During his session, he said he was not involved in the decision-making for Mandelson’s appointment. 

He also said the Cabinet Office suggested Mandelson did not need security vetting due to his position in the House of Lords, which he thought was “odd”. 

“I knew very well to do the job effectively, you have to be party to some of the deepest secrets that the UK Government holds.

“But I also recognise that the situation was unusual, and I therefore asked for advice, although it was pretty clear in my mind from the FCDO (Foreign, Commonwealth and Development Office) security team. They came back to me after discussions with the Cabinet Office, and said that their advice was that he should have DV (developed vetting), and I absolutely agreed with that.”

He said it would have been “very odd” to stop Mandelson from seeing highly classified documents before completing full vetting as he moved in to Washington DC. 

But in awkward comments for Starmer and his team, he added that he was told to “get on” with the appointment. 
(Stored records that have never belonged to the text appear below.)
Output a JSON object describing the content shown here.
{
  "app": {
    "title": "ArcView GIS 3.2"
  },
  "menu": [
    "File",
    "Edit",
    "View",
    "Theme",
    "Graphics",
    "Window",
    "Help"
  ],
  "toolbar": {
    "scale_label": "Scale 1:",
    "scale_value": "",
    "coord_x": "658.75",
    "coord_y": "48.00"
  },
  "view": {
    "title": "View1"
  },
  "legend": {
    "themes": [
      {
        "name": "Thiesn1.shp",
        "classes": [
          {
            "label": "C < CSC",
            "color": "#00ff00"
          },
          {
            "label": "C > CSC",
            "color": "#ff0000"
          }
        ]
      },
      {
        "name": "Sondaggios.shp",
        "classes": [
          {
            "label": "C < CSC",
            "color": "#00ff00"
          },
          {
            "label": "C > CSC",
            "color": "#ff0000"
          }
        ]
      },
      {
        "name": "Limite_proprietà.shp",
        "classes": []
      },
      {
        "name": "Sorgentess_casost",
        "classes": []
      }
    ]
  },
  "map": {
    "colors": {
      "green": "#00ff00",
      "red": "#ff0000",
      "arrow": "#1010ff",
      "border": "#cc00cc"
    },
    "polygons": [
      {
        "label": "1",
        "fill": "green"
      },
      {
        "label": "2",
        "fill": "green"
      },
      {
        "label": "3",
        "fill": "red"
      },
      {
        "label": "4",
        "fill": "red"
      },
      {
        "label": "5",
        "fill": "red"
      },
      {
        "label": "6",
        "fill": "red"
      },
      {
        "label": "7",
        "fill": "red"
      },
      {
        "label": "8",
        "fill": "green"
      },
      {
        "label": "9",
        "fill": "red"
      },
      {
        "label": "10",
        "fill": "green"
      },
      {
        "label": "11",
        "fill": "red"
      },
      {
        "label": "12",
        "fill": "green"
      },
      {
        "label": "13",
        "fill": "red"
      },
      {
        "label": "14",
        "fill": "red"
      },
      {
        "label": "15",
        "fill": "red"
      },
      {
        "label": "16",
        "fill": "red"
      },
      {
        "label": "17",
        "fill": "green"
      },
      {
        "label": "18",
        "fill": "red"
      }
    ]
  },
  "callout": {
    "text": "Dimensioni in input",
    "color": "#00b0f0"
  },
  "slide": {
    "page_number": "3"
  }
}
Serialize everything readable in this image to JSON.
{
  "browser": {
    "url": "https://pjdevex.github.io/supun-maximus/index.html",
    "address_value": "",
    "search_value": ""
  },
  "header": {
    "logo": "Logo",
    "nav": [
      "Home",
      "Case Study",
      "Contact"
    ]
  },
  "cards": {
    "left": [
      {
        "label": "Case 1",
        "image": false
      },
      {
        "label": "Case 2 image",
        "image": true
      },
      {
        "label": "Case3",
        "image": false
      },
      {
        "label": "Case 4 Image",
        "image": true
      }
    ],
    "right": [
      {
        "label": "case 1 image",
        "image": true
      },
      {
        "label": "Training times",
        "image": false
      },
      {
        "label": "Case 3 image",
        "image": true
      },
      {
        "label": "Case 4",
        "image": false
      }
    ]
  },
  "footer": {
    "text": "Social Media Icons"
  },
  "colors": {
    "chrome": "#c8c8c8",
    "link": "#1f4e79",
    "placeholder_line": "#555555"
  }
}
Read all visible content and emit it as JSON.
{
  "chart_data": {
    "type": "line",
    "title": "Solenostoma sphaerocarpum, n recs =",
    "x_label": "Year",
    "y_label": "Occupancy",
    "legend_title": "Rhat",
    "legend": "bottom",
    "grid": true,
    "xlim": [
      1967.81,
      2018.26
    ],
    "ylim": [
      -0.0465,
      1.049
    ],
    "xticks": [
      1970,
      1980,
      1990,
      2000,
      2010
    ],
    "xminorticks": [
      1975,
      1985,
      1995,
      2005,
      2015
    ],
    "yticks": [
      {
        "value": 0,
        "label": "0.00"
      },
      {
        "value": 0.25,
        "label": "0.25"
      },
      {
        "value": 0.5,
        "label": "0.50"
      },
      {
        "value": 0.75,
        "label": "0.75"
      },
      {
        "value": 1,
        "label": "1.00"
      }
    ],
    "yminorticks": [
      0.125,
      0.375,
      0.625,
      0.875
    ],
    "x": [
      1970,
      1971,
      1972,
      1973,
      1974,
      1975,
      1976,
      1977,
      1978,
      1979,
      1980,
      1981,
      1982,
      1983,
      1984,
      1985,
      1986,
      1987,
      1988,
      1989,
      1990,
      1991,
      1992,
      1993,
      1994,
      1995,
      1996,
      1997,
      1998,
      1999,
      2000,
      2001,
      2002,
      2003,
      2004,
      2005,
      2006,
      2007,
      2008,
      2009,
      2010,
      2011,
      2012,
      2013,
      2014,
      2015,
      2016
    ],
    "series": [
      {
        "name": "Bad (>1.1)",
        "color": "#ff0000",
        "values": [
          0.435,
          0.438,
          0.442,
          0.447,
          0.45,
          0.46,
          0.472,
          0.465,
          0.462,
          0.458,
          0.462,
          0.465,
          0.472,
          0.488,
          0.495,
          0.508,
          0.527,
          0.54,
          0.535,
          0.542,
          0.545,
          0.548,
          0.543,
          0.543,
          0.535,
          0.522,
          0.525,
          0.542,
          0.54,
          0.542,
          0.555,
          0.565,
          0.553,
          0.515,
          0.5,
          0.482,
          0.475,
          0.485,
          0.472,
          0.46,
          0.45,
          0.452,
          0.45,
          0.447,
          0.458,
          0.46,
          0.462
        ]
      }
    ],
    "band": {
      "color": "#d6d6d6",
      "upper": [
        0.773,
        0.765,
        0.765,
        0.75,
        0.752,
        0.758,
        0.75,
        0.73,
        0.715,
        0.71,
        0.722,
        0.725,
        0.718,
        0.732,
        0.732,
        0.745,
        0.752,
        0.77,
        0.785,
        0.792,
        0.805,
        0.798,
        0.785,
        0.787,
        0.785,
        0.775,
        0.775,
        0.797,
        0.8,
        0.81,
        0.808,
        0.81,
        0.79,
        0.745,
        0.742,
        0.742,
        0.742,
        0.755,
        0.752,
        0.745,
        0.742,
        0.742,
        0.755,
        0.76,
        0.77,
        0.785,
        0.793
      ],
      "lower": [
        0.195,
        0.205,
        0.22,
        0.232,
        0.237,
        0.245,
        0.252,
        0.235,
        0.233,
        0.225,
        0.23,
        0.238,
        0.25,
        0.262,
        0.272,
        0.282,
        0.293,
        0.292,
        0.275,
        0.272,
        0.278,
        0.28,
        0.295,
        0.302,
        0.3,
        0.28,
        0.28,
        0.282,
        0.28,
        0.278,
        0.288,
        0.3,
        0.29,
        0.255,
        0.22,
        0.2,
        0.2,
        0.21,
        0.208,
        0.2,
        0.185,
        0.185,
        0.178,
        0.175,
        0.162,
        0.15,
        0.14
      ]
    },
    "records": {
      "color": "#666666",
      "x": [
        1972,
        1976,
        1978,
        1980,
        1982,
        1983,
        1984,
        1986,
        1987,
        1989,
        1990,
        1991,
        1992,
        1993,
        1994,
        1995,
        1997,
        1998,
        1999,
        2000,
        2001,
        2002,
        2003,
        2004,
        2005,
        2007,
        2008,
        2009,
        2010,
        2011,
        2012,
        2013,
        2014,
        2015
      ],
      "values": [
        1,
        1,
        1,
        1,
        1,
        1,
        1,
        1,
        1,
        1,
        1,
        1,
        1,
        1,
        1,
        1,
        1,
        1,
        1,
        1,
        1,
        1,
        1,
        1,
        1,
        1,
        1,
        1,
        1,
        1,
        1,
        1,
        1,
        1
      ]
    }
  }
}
“There was no space for dialogue,” Barton told MPs.

“I had a concern that a man who demonstrably from the public record at the time – and it was clearly much bigger than we all knew – had a link to Epstein, and that Epstein through both the presidential election campaign in the US and more generally in US politics, had been and was a controversial figure, and I was worried that this could become a problem in future.”

“That is a very candid account of probably what I was thinking at the time, but there was no space or avenue or mechanism for me to put that on the table.

“A decision had been taken. It was a political decision.”

When asked about whether due process had been followed, the ex-Foreign Office chief replied: “I’m going to dodge.”